There were no kids who didn't work. If they could walk, they could work. You know how much grass it takes to thatch a roof? Man, it takes a couple dump truck loads. That stuff is about that deep.You have to get those palm fronds or that grass. You have to put them in big bundles like this. Everybody's got to go out and break this grass off. Cut it all and put it in these big bundles, and tie it up with other grass.

You've got to get pile after pile of those things. Then you put poles across the top. You go up and you tie those things on, starting at the bottom. You just tie a big bundle on here and you tie a big bundle beside it, and another big bundle. You tie that grass all the way across. Then you go up about a foot, and you tie another big bundle like that. When you get through it's all sticking up in the air about two or three feet long, like this. Big bushy looking thing.

Takes a couple of rains for it to lie down, look like something what you think of as a grass hut. If there's a kid there, who's three years old, and he wasn't willing to pick up grass, then what right's he got to sit in the hut and stay dry?

When it comes time for something to eat everybody has to go out into the bush where they planted the corn. Gather the corn and bring it back in, and shuck it out. Put it in the pot, and go out and get some herbs and plants. In one case I was watching they got a turtle. They took that turtle and laid it on the fire upside down, the head and feet, not cleaned or anything. Cooked it until it was all hanging out, like that.

They'd pull on the leg every once in a while. When finally the leg pulled out, it was ready. They got spoons and dipped in there. Finally the leg pulled out. It was ready, and so they got spoons and dipped in there. Each one of them had five different holes you could go through, you know. They were all dipping in there and getting that turtle soup out of there. Everybody got to eat turtle that day. That was a good day that day.

I didn't eat that day.


Michael:  I've eaten turtle, but I like mine cleaned a little bit before I eat it. In a village like that, in a basic lifestyle, if there's a fire and you come to sit and warm yourself.

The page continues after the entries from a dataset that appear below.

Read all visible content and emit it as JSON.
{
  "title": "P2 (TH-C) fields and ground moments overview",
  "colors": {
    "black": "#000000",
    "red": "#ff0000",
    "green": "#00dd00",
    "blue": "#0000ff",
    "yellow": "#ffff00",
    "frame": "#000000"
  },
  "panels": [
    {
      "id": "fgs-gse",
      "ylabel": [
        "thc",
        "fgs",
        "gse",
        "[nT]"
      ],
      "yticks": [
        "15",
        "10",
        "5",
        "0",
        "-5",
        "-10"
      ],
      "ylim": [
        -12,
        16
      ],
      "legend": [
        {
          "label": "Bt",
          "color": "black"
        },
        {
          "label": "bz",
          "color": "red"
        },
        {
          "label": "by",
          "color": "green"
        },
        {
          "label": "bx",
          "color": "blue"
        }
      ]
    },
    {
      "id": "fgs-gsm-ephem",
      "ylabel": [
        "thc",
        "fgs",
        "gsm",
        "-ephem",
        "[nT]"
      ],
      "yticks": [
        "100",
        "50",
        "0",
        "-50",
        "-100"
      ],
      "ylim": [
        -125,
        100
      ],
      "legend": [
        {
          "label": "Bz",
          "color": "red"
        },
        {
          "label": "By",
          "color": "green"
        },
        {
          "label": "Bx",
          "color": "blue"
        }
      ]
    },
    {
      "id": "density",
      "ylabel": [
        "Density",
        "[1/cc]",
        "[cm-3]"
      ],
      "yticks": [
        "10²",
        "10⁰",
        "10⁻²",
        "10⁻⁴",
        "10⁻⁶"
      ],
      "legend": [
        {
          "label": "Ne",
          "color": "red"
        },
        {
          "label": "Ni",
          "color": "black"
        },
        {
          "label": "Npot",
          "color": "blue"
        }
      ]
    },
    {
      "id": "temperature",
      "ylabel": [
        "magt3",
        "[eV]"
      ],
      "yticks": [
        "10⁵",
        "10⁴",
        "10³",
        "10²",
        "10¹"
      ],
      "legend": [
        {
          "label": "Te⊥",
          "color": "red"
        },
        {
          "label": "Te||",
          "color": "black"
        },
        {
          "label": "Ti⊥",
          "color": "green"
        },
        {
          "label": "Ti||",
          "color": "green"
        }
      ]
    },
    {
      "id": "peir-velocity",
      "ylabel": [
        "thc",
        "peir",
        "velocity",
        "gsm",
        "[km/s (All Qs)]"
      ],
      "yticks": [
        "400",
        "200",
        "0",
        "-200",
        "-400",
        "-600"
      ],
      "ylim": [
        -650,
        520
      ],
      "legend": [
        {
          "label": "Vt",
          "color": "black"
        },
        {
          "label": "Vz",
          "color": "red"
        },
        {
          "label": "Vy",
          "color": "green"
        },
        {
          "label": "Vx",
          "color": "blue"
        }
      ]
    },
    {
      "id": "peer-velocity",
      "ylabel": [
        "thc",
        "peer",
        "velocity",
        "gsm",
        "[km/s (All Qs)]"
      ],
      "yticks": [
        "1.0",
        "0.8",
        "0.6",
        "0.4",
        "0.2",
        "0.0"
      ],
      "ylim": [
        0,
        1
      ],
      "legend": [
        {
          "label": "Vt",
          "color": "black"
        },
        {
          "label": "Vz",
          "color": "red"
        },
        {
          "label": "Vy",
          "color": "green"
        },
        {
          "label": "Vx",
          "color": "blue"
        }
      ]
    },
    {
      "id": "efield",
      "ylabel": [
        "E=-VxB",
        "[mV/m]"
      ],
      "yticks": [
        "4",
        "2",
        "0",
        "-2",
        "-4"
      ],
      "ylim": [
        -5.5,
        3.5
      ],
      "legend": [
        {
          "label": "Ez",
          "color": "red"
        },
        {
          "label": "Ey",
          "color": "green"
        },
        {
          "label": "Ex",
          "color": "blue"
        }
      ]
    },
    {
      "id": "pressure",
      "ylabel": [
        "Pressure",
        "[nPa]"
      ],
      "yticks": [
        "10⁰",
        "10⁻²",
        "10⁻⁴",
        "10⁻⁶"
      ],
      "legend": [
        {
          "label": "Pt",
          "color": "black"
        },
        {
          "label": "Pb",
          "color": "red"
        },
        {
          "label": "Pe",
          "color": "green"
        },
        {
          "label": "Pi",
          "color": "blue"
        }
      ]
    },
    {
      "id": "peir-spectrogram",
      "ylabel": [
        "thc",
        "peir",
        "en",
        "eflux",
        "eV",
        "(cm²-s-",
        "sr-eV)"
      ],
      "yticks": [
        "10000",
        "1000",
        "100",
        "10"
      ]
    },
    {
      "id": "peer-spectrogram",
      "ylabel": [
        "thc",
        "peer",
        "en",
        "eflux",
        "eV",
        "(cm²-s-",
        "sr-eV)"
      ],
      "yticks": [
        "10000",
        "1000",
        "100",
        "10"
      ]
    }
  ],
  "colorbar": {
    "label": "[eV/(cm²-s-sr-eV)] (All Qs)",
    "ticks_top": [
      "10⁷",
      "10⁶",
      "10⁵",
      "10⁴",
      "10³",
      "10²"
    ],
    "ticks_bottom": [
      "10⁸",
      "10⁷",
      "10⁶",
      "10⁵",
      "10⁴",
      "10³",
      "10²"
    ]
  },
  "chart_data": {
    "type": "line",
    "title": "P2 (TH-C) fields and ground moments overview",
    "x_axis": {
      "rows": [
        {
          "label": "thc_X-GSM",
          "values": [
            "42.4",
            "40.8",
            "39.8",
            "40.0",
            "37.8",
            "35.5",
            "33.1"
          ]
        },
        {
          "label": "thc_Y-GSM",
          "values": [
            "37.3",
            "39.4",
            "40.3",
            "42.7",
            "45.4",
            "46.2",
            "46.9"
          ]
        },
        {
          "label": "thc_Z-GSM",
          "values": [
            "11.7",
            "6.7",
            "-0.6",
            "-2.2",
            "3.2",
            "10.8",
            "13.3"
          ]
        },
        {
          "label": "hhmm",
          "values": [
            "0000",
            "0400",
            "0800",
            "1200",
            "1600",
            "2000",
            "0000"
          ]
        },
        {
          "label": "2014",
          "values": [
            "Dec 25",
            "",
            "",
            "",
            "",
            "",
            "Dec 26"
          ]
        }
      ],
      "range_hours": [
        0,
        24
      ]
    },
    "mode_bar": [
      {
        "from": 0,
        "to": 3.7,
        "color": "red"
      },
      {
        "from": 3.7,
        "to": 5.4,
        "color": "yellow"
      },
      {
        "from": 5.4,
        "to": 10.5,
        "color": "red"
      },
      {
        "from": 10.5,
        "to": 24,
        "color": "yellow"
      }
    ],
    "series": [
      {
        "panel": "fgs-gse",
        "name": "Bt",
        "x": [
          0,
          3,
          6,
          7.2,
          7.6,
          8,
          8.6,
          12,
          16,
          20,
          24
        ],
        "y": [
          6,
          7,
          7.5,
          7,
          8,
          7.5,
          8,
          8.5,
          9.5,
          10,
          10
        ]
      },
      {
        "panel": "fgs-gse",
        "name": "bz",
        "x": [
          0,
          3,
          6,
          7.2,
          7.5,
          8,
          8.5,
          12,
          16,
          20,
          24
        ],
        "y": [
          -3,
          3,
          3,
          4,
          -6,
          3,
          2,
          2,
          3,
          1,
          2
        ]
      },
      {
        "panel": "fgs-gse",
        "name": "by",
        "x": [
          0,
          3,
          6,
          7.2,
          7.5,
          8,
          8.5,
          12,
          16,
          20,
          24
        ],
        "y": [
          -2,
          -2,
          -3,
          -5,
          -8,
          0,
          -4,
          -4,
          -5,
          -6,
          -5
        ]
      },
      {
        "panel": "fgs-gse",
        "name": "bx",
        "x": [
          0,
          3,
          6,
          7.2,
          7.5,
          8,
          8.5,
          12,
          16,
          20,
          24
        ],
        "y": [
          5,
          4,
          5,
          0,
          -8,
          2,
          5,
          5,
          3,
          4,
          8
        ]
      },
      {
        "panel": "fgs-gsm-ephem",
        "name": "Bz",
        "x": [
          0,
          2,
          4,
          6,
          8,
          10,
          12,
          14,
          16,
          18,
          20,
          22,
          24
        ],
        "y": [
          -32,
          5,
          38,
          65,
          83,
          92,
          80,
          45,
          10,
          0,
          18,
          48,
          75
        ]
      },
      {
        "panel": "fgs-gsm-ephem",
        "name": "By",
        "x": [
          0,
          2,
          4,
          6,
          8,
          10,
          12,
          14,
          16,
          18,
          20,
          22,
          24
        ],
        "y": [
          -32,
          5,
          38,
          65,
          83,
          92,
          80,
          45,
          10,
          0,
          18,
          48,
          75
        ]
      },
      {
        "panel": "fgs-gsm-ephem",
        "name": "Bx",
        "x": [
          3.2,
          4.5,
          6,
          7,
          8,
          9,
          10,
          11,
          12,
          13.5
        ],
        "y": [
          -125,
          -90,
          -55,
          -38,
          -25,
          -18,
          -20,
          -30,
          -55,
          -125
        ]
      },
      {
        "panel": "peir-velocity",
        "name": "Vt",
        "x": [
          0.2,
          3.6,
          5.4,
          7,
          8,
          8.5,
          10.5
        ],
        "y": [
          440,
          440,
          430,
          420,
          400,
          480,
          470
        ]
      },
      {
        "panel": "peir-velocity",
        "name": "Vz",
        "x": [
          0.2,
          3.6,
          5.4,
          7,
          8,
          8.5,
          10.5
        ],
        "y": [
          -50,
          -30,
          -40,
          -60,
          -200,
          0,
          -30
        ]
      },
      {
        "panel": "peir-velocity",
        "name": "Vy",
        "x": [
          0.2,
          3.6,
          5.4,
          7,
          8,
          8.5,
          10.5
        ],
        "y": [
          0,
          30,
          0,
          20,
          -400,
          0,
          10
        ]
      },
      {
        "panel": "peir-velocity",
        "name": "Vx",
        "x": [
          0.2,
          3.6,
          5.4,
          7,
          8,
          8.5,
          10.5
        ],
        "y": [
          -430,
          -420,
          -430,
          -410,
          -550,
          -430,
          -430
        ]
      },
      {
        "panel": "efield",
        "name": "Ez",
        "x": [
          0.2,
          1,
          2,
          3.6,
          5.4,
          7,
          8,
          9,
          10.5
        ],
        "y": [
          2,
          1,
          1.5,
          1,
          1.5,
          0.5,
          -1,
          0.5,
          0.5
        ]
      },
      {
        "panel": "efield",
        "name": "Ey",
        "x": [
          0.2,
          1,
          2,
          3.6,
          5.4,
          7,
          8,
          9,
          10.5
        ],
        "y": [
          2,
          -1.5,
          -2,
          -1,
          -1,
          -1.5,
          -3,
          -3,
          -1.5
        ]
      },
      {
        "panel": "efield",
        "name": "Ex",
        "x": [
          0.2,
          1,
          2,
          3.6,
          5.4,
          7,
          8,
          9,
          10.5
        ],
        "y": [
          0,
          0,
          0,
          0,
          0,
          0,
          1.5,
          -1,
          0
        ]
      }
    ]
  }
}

Bring a stick and put it on the fire. If there's a pot, bring something to put in it so we can eat. If the roof is leaky, provide some thatch. Whatever the needs are to keep the family warm and fed is the duty of everyone capable of supplying that need.

[music outro]

Leave a Reply

4 comments on “Teaching Responsibility - Working with a Purpose”

  1. Good points for sure. Its easy to neglect this area with our kids when so much of what we do we think we need "professionals" for and consider the kids at risk for injury or getting in the way. I know I need to think harder at finding ways to make our boys more useful and needed outside of cleaning up after themselves... which we still haven't mastered yet.

  2. This was so good! I was talking to my hubbie about this just yesterday. Our culture has become so saturated with "helpful" technology, etc, we no longer "need" our children. If we run out of food we run to the store, if we happen to have a garden to water we have automatic sprinklers etc. We've lost something past generations had. For those of us living in areas with animal and other homeowner restrictions it is very challenging, to say the least, to find purposeful work for children, other than the normal chores. Personally, I pray for creativity for myself and our children.

    1. I am right where you are, Jo. I wish we had a few goats and some chickens so I could teach my kids how to care for animals while getting food in return. Zoning ordinances are my worst enemy right now!!